What the Responses API WebSocket work represents is OpenAI accepting that infrastructure complexity because the latency and cache benefits justify it for agentic workloads. The trade-off is the same one Discord made for gateway versus polling, just applied at the model-serving layer rather than the event-delivery layer.
What This Does Not Solve
Connection-scoped caching helps with within-session latency. It does not help with the cold start on the first turn, where your full system prompt still requires processing. It does not help with tasks that span multiple sessions or are interrupted and resumed, because the KV state is tied to the connection lifetime. For long-running tasks that outlive a typical connection, or for agents that check in periodically over hours, you fall back to content-addressed caching or full recomputation.
There is also a resource question. Pinning KV cache state per connection means holding GPU memory proportional to the prefix length for each active connection. At large scale, this is a meaningful constraint on how many concurrent sessions a deployment can hold. It is presumably why the feature is being demonstrated through Codex rather than being universally available without restriction.
Finally, WebSockets add client-side complexity relative to SSE. Server-Sent Events over HTTP are straightforward to implement and debug: open a request, read newline-delimited JSON events, handle connection drops by retrying. WebSocket session management, reconnection with state recovery, message ordering guarantees during tool execution timeouts, and heartbeat handling are all additional concerns. For a production agent, this is manageable but not trivial.
When to Use It
If you are building an agent that runs a loop with many sequential model calls per task, the WebSocket transport in the Responses API is worth adopting. The latency improvement is not marginal on long tasks: eliminating dozens of connection setups and replacing speculative prompt cache hits with guaranteed KV locality changes the execution feel of the agent in a measurable way.
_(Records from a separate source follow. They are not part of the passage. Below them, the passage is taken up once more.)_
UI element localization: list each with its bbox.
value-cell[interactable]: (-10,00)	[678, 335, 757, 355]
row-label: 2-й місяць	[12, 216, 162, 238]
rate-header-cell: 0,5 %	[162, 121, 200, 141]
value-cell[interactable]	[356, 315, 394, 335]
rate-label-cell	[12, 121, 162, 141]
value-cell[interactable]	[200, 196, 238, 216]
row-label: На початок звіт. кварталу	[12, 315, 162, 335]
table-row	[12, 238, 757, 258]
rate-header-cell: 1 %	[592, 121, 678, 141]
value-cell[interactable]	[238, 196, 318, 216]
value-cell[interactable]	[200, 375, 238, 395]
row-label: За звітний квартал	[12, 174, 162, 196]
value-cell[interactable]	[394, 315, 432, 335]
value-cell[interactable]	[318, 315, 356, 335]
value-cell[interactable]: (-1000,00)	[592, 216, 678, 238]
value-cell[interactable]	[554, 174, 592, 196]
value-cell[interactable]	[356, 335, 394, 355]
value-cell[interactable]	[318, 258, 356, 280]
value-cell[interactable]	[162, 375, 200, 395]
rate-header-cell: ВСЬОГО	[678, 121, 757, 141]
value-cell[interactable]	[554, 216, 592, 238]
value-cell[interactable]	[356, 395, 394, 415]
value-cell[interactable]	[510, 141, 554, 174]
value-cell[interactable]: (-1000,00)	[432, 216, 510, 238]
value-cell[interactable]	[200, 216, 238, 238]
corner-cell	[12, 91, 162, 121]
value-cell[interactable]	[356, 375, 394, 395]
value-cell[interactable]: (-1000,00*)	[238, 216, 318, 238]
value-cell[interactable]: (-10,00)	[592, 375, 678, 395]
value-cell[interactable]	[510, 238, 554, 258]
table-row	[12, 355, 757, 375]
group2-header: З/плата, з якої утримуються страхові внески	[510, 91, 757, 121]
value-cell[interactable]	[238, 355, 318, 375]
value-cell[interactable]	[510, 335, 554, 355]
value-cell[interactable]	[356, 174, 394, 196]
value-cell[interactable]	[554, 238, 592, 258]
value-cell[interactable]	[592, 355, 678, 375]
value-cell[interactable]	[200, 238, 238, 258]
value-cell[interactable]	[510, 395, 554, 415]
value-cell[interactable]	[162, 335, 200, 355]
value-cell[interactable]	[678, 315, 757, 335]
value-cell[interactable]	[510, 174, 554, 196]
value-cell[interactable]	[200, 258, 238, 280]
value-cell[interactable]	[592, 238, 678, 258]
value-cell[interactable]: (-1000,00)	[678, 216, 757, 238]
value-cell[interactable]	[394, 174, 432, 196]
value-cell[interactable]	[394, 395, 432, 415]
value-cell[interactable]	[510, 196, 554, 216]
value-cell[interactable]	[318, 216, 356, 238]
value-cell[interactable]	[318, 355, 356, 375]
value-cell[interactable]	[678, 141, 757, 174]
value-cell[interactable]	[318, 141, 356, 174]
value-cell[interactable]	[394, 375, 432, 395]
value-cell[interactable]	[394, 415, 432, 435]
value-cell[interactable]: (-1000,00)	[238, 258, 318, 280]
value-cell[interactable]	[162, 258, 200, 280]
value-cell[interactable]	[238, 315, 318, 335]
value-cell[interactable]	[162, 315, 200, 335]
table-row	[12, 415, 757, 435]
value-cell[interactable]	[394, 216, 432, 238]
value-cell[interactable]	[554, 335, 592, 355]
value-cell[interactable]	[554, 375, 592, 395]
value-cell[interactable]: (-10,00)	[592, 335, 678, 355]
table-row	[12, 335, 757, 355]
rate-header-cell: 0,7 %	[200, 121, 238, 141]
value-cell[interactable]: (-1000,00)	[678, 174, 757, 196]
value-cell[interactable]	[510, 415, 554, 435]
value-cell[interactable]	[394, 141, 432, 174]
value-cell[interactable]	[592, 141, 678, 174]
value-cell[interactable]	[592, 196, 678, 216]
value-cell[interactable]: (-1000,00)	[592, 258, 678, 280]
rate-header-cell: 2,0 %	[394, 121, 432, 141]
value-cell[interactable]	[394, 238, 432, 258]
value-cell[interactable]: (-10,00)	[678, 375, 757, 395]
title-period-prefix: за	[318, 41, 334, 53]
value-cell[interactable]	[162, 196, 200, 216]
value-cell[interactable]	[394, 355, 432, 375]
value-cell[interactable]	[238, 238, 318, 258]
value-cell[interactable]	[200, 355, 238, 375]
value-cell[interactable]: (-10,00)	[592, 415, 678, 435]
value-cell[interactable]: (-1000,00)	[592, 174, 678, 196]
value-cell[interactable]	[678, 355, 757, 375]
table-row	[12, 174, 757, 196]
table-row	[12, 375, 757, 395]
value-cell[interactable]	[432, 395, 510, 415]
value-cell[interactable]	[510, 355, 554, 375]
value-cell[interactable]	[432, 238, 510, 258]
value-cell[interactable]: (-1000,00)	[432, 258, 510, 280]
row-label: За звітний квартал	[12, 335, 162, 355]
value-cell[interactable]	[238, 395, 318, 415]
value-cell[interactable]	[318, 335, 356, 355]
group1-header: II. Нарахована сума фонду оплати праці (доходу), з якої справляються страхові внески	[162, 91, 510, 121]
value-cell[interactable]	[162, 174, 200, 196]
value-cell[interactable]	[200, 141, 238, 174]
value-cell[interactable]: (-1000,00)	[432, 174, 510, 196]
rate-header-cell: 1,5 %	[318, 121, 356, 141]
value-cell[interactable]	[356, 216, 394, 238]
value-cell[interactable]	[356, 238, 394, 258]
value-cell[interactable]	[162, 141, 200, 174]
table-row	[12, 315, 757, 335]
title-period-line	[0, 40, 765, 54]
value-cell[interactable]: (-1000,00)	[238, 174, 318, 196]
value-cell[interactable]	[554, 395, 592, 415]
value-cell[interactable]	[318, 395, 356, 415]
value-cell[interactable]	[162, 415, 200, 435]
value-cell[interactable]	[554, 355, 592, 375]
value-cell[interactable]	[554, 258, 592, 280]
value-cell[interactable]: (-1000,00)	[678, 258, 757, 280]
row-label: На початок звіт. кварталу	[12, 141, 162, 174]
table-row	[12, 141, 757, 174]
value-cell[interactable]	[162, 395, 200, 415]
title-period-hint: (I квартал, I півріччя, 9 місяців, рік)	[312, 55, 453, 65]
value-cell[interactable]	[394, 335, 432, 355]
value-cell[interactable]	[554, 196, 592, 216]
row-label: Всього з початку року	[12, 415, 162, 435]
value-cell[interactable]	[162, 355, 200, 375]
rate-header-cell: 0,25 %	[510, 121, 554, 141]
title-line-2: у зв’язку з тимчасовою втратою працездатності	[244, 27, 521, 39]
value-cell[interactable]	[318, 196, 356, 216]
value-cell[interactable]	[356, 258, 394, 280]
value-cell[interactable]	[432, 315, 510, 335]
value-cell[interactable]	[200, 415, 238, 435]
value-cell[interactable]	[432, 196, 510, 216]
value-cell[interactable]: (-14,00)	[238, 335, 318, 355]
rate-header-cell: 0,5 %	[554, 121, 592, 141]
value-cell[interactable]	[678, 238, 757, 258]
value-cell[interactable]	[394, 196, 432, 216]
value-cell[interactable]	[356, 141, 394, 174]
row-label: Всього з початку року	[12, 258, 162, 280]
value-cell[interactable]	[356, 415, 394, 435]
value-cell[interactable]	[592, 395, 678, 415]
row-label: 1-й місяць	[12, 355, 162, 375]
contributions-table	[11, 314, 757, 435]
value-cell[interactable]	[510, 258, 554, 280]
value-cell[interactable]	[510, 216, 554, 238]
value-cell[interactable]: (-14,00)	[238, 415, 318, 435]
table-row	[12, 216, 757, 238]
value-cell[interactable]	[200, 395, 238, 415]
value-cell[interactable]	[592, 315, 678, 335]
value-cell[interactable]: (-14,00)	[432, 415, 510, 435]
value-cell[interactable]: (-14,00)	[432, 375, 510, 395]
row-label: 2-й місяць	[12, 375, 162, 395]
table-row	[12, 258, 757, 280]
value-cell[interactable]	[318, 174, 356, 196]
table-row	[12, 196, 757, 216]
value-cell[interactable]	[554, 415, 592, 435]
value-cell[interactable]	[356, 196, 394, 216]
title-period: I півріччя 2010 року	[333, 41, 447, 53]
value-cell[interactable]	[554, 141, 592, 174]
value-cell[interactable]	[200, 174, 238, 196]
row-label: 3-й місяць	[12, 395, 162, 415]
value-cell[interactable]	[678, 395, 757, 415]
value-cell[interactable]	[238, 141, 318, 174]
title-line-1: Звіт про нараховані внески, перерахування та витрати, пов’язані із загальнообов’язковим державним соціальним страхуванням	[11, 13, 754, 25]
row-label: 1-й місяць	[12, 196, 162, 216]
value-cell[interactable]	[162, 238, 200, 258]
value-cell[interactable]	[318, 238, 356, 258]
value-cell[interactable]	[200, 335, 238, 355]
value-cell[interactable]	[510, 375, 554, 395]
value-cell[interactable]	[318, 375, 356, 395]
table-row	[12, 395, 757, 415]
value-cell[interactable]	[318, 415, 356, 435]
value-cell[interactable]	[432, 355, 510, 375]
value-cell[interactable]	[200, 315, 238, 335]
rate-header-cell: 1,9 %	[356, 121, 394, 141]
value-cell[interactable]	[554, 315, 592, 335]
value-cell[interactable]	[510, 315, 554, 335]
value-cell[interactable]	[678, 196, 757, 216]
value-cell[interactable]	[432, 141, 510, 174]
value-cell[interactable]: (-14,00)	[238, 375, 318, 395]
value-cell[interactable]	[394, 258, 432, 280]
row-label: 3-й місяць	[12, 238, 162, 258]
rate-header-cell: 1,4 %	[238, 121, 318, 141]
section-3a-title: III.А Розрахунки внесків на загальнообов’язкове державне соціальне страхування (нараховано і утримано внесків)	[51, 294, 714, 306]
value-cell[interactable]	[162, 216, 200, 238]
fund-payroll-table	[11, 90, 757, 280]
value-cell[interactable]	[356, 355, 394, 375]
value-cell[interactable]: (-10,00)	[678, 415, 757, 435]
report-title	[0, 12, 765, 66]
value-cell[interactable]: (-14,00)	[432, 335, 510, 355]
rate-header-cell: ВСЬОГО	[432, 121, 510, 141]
For single-turn applications, short conversations, or low-frequency interactions, the overhead of maintaining a persistent connection probably is not worth it. Use SSE over HTTP, rely on prompt caching for your system prompt, and keep the implementation simple. The WebSocket mode solves a problem that only becomes painful at the scale of a real agentic loop, and it is calibrated for exactly that use case.